The nuclear plant at Paks. (Photo: Wikimedia)
Cabinet Chief János Lázár confirmed yesterday that the suspension was expected, according to daily Népszabadság.
“We are not worried, we do not have a reason to worry. We have a document signed by Jose Manuel Barroso, the previous president of the European Commission on January 14, 2014. Without this we would not have been able to sign a contract,” Lázár was quoted as telling the paper.
Lázár reportedly said officials are ready for an infringement procedure. As in the case of fuel procurement and technological responsibility, they are open to constructive cooperation and hope to reach an agreement in the end.
Citing unnamed sources, bruxinfo.hu, a Brussels-based Hungarian daily, reported yesterday that Hungary could receive an official letter from the European Commission about the issue tomorrow. Hungary would have a month to react to the letter and Brussels would decide whether it accepts Hungaryʼs response, or move the procedure to a second phase, bruxinfo.hu said.
According to a statement issued by the Prime Minister’s Office late yesterday, the contracts Hungary signed on the upgrade of the country’s sole nuclear power plant in Paks comply with related European Union rules, Hungarian news agency MTI reported today.

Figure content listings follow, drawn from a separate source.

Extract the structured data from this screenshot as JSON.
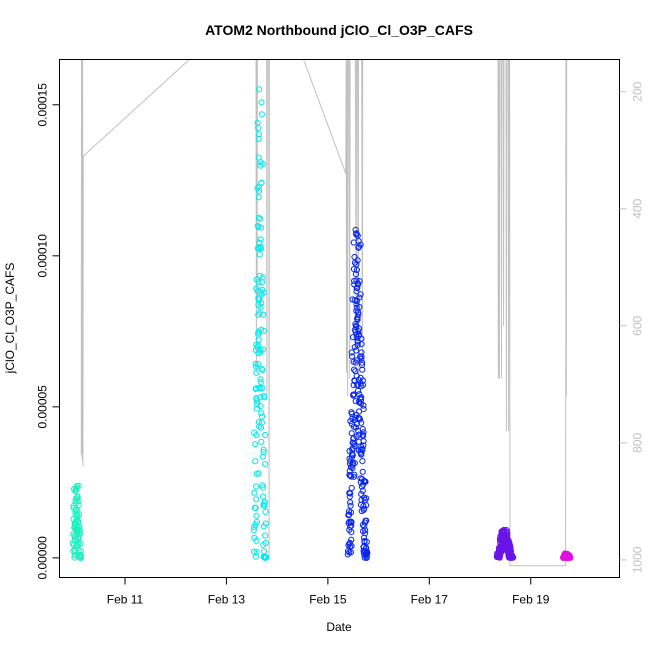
{
  "chart_data": {
    "type": "scatter",
    "title": "ATOM2 Northbound jClO_Cl_O3P_CAFS",
    "xlabel": "Date",
    "ylabel": "jClO_Cl_O3P_CAFS",
    "xlim": [
      "2016-02-09T17:00",
      "2016-02-20T18:00"
    ],
    "ylim": [
      -6.5e-06,
      0.000165
    ],
    "x_ticks": [
      {
        "date": "2016-02-11",
        "label": "Feb 11"
      },
      {
        "date": "2016-02-13",
        "label": "Feb 13"
      },
      {
        "date": "2016-02-15",
        "label": "Feb 15"
      },
      {
        "date": "2016-02-17",
        "label": "Feb 17"
      },
      {
        "date": "2016-02-19",
        "label": "Feb 19"
      }
    ],
    "y_ticks": [
      {
        "value": 0.0,
        "label": "0.00000"
      },
      {
        "value": 5e-05,
        "label": "0.00005"
      },
      {
        "value": 0.0001,
        "label": "0.00010"
      },
      {
        "value": 0.00015,
        "label": "0.00015"
      }
    ],
    "secondary_axis": {
      "description": "pressure (reversed)",
      "range": [
        1030,
        145
      ],
      "ticks": [
        {
          "value": 200,
          "label": "200"
        },
        {
          "value": 400,
          "label": "400"
        },
        {
          "value": 600,
          "label": "600"
        },
        {
          "value": 800,
          "label": "800"
        },
        {
          "value": 1000,
          "label": "1000"
        }
      ],
      "color": "#c0c0c0",
      "line": [
        [
          "2016-02-10T03:20",
          820
        ],
        [
          "2016-02-10T03:25",
          140
        ],
        [
          "2016-02-10T03:30",
          780
        ],
        [
          "2016-02-10T03:40",
          140
        ],
        [
          "2016-02-10T03:45",
          830
        ],
        [
          "2016-02-10T03:55",
          140
        ],
        [
          "2016-02-10T04:05",
          840
        ],
        [
          "2016-02-10T04:15",
          310
        ],
        [
          "2016-02-12T08:00",
          140
        ],
        [
          "2016-02-13T14:00",
          140
        ],
        [
          "2016-02-13T14:10",
          680
        ],
        [
          "2016-02-13T14:20",
          140
        ],
        [
          "2016-02-13T14:30",
          560
        ],
        [
          "2016-02-13T14:40",
          140
        ],
        [
          "2016-02-13T19:00",
          140
        ],
        [
          "2016-02-13T19:10",
          720
        ],
        [
          "2016-02-13T19:20",
          140
        ],
        [
          "2016-02-13T20:00",
          140
        ],
        [
          "2016-02-13T20:10",
          1000
        ],
        [
          "2016-02-13T20:20",
          140
        ],
        [
          "2016-02-14T12:00",
          140
        ],
        [
          "2016-02-15T08:30",
          340
        ],
        [
          "2016-02-15T08:40",
          140
        ],
        [
          "2016-02-15T08:50",
          680
        ],
        [
          "2016-02-15T09:00",
          140
        ],
        [
          "2016-02-15T09:20",
          720
        ],
        [
          "2016-02-15T09:30",
          140
        ],
        [
          "2016-02-15T10:00",
          150
        ],
        [
          "2016-02-15T10:20",
          690
        ],
        [
          "2016-02-15T10:30",
          140
        ],
        [
          "2016-02-15T13:00",
          140
        ],
        [
          "2016-02-15T13:20",
          600
        ],
        [
          "2016-02-15T13:30",
          140
        ],
        [
          "2016-02-15T14:00",
          140
        ],
        [
          "2016-02-15T14:20",
          700
        ],
        [
          "2016-02-15T14:30",
          140
        ],
        [
          "2016-02-15T16:00",
          140
        ],
        [
          "2016-02-15T16:20",
          660
        ],
        [
          "2016-02-15T16:30",
          140
        ],
        [
          "2016-02-18T08:30",
          140
        ],
        [
          "2016-02-18T08:40",
          690
        ],
        [
          "2016-02-18T08:50",
          140
        ],
        [
          "2016-02-18T09:10",
          690
        ],
        [
          "2016-02-18T09:20",
          140
        ],
        [
          "2016-02-18T10:00",
          140
        ],
        [
          "2016-02-18T10:10",
          690
        ],
        [
          "2016-02-18T10:20",
          140
        ],
        [
          "2016-02-18T11:00",
          140
        ],
        [
          "2016-02-18T11:10",
          600
        ],
        [
          "2016-02-18T11:20",
          140
        ],
        [
          "2016-02-18T12:20",
          140
        ],
        [
          "2016-02-18T12:30",
          780
        ],
        [
          "2016-02-18T12:40",
          140
        ],
        [
          "2016-02-18T13:20",
          140
        ],
        [
          "2016-02-18T13:30",
          780
        ],
        [
          "2016-02-18T13:40",
          140
        ],
        [
          "2016-02-18T14:00",
          140
        ],
        [
          "2016-02-18T14:10",
          1010
        ],
        [
          "2016-02-18T17:00",
          1010
        ],
        [
          "2016-02-19T16:30",
          1010
        ],
        [
          "2016-02-19T16:40",
          140
        ],
        [
          "2016-02-19T16:50",
          720
        ],
        [
          "2016-02-19T17:00",
          140
        ]
      ]
    },
    "series": [
      {
        "color": "#1ff0c0",
        "segments": [
          {
            "t0": "2016-02-09T23:50",
            "t1": "2016-02-10T02:30",
            "peak": 2.65e-05,
            "taper_peak": 1.5e-06
          }
        ]
      },
      {
        "color": "#06e8ec",
        "segments": [
          {
            "t0": "2016-02-13T13:30",
            "t1": "2016-02-13T18:10",
            "peak": 0.000159,
            "taper_peak": 1.5e-06
          }
        ]
      },
      {
        "color": "#0a28ec",
        "segments": [
          {
            "t0": "2016-02-15T10:00",
            "t1": "2016-02-15T18:10",
            "peak": 0.000113,
            "taper_peak": 8e-06
          }
        ]
      },
      {
        "color": "#6a14e8",
        "segments": [
          {
            "t0": "2016-02-18T08:30",
            "t1": "2016-02-18T15:00",
            "peak": 9.5e-06,
            "taper_peak": 5e-07
          }
        ]
      },
      {
        "color": "#e010e0",
        "segments": [
          {
            "t0": "2016-02-19T16:00",
            "t1": "2016-02-19T18:00",
            "peak": 1.5e-06,
            "taper_peak": 0.0
          }
        ]
      }
    ],
    "grid": false,
    "legend": "none"
  }
}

“It is the standpoint of the Hungarian government that the intergovernmental agreement between Hungary and Russia signed in January 2014 as well as the engineering, procurement and construction agreement signed in December 2014 do not violate European Union regulations on public procurement procedures,” MTI quoted the announcement as saying. “The government continues to maintain that it complied with all official Hungarian, European Union and international rules in the course of preparations for maintaining the capacity of the Paks nuclear power plant.”
Infringement procedures are on the agenda of the EC’s executive body at a meeting tomorrow, MTI reported.
The PM’s office also said that the EC last April approved a fuel delivery contract for the Paks plant, and Brussels had informed the government in September that targets in the contract with Euratom were in compliance with regard to energy policy, climate policy, energy security and nuclear safety, MTI reported.